In The Mood For Love (花樣年華)
di Wong Kar Wai

Durata 98', Hong Kong, Francia, 2000.
Colore.

Ho rivisto il film In The Mood For Love del regista cinese Wong Kar Wai; credo per la terza volta. La prima volta in tv; una seconda volta in occasione dell'acquisto di una cassetta VHS. Il film è un capolavoro. Ho apprezzato moltissimo in questa terza visione, la struttura globale, la forma complessiva. Mi sembra di aver percepito quattro livelli distinti di rappresentazione cinematografica.


Un primo livello dato alla storia con i suoi personaggi, con i dialoghi, con alcune didascalie che vengono messe di tanto in tanto, a supporto del plot. Questo è il livello della propulsione narrativa. Un secondo livello, che possiamo chiamare pura musica, in cui viene rappresentato il tema principale del film, una melodia eseguita al violoncello, con accompagnamento di soli archi: archi pizzicati e archi suonati con archetto. A questo tema vengono associate immagini con differenti tecniche di ripresa, dalla panoramica al rallenty.


Questo livello di rappresentazione cinematografica ha due elementi principali, due elementi che emergono prepotentemente sugli altri: il rallenty e la musica. Non ci sono suoni ambientali, se non di tanto in tanto con sovrapposizioni molto lievi, come quello della pioggia, per esempio. Inoltre, quando questi suoni emergono nel contesto, essi miracolosamente contribuiscono a mantenere alto il grado di esteticità, anziché appiattire il messaggio cinematografico. Per una sorta di “chimica misteriosa delle particelle”.

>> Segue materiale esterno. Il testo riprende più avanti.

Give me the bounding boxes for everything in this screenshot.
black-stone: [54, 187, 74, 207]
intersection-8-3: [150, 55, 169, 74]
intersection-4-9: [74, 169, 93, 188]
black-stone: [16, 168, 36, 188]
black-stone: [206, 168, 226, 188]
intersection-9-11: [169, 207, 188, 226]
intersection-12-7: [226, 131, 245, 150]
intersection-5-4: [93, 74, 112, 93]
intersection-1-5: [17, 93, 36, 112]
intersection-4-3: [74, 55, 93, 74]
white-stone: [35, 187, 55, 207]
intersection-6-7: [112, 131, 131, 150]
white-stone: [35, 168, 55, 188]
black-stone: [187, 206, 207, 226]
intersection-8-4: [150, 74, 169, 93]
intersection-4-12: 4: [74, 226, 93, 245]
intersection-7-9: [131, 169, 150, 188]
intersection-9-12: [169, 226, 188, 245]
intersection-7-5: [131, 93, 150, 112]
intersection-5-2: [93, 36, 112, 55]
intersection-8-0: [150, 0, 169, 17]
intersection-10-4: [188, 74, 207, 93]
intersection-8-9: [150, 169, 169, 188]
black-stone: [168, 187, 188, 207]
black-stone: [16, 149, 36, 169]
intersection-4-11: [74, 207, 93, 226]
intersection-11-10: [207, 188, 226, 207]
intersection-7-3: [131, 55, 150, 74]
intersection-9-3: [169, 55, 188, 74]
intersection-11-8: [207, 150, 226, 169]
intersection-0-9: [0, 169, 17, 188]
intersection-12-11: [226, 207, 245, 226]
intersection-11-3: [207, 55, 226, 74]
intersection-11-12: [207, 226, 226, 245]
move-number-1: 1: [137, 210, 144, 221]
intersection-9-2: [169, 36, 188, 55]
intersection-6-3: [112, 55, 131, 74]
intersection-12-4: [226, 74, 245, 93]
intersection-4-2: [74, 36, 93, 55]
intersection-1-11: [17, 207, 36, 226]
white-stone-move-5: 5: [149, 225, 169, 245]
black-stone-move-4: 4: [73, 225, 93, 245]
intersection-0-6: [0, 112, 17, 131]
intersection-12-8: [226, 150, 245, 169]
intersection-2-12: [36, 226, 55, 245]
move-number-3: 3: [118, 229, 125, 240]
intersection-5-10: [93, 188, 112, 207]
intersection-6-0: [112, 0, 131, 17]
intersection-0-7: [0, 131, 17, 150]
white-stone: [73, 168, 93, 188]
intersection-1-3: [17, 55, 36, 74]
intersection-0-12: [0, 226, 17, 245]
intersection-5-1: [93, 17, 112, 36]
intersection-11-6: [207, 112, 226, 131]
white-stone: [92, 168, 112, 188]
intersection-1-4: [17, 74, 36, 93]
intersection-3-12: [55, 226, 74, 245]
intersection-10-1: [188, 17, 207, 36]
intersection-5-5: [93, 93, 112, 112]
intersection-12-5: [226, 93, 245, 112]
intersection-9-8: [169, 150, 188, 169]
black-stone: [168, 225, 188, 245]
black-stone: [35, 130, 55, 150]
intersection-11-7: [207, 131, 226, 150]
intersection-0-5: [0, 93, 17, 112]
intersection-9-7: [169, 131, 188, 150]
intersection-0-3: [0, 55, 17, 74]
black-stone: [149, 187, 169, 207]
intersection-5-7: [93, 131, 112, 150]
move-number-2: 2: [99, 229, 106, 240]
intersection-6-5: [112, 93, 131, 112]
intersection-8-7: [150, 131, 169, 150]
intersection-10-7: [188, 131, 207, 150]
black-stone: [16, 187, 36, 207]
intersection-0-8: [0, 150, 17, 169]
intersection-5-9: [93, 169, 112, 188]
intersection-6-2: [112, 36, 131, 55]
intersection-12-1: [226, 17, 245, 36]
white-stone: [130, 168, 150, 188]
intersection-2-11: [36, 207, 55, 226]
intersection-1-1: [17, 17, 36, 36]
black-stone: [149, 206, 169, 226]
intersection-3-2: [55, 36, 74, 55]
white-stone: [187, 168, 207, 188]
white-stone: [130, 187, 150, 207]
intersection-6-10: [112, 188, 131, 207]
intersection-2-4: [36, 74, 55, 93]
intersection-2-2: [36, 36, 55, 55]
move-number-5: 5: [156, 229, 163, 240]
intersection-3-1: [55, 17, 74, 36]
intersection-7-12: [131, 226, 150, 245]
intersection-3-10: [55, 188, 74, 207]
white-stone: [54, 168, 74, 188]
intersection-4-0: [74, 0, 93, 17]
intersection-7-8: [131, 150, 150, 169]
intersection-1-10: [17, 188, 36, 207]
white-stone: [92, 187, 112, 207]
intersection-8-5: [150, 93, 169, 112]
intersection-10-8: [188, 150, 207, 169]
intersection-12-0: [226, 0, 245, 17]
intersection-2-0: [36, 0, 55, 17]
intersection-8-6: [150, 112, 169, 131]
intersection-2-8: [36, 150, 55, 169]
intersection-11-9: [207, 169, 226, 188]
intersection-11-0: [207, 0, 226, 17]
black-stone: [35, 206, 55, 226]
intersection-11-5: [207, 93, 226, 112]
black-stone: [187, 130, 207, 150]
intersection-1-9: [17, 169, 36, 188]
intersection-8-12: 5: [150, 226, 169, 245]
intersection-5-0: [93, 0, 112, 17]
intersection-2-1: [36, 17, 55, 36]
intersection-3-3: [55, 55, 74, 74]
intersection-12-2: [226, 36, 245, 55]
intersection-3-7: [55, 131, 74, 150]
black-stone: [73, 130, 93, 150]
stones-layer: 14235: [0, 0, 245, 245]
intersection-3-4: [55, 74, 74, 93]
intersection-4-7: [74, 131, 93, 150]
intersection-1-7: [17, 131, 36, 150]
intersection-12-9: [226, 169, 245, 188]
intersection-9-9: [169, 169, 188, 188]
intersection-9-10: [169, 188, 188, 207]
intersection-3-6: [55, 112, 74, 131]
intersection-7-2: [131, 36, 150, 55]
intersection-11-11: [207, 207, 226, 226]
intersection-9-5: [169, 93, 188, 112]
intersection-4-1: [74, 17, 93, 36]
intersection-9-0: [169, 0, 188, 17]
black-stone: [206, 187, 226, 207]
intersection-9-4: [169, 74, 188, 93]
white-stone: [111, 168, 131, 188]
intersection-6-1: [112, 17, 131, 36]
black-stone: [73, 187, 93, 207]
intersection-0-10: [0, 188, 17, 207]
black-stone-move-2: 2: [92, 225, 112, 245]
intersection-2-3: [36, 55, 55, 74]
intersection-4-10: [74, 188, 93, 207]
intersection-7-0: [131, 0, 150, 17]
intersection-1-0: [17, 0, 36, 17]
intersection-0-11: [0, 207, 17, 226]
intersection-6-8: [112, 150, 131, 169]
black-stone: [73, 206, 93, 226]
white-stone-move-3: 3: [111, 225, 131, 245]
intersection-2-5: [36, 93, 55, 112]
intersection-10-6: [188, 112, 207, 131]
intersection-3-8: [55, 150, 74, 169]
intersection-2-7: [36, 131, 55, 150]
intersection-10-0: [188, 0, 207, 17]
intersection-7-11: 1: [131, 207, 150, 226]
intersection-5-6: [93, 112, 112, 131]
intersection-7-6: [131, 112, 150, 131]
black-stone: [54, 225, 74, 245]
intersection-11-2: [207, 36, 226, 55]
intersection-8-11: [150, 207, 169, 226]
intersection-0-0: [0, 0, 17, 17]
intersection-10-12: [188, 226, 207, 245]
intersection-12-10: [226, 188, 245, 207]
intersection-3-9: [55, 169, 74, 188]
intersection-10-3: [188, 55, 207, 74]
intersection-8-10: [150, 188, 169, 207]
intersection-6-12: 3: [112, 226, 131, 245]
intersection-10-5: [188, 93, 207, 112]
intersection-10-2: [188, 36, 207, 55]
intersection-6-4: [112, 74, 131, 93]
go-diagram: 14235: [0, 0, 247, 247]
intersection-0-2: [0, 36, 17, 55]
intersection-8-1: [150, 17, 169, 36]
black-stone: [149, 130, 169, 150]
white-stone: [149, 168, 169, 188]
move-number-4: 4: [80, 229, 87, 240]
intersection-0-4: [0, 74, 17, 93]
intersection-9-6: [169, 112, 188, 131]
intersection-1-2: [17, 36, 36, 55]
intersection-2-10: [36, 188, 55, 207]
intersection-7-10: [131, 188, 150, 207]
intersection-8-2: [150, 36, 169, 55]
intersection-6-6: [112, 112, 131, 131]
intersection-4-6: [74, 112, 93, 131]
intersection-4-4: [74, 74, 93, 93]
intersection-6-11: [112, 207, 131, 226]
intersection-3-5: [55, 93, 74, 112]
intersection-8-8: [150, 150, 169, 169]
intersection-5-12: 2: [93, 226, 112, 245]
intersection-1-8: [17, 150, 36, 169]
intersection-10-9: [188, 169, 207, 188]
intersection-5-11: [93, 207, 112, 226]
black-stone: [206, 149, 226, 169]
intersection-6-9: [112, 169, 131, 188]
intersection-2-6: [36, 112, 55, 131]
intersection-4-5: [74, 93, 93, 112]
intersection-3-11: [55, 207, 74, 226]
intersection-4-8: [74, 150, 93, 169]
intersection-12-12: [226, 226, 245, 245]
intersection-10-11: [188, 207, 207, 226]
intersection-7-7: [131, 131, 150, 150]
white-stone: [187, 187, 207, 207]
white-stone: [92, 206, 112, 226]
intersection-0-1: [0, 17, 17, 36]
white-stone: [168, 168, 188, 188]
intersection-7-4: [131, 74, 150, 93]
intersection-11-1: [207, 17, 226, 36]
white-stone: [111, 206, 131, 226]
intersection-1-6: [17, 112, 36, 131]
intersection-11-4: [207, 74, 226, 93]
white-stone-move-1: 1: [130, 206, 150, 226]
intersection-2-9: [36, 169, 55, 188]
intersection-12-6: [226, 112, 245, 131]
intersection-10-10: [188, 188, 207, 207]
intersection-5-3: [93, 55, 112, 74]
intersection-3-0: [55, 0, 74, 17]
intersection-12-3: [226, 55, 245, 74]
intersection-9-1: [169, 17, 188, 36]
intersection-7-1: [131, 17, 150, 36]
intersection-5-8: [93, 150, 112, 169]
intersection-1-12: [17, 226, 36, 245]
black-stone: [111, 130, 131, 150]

Esteticità più vicina alle arti visive, alle arti figurative, alle arti plastiche, che non al cinema in quanto tale – ma la struttura complessiva dell'opera si avvicina di più alle forme della musica, un'arte del tempo proprio come il cinema. Dicevamo delle riprese. Esse sono di vari tipi. L'uso della macchina in questo secondo livello è straordinario: si passa dalla panoramica alla carrellata, al primo piano, al campo medio; non si fa uso di zoom, per quanto mi consta. La carrellata è molto usata. Carrellata molto morbida e lenta; associata, come dicevamo, sempre al rallenty.


Un terzo livello è dato da immissione di musiche; in genere di musica diegetica, radiotrasmessa o la cui sorgente – radio, giradischi (il film è ambientato in una Hong Kong dei primi anni '60) – è presente nell'inquadratura, in cui appunto la musica si sovrappone ai rumori ambientali, si sovrappone ai dialoghi, quando ci sono; questo livello sembra essere un innesto di “isole” all'interno della narrazione cinematografica. Non c'è propulsione narrativa. Anche qui, come succede nel secondo livello, ci sono azioni di vita quotidiana che tendono a caratterizzare i personaggi.


Un quarto livello, che mi sembra di aver individuato, composto più che altro di didascalie e quindi di notazioni tutte in cinese che diventano sempre più frequenti nell'ultima parte del film fino proprio a sfociare nei titoli di coda.


In tutto il film l'uso del colore, della luce, del fuoco, è assolutamente magistrale, ancora più rilevante se si pensa che nel 2000 Wong Kar Wai non aveva neanche 40 anni. L'uso della saturazione dei colori, la dominante di rosso, rosso acceso; il simbolismo è chiaro, si tratta di una storia d'amore. Ad ogni modo, la storia, il contenuto, appaiono secondari. Sembra più che altro una sovrapposizione di quadri... una seriazione di scene: ogni inquadratura, ogni singola inquadratura è sottoposta a un controllo severo, ma il flusso d'insieme risulta essere di una naturalezza commovente. L'uso della musica è semplice ma assolutamente efficace.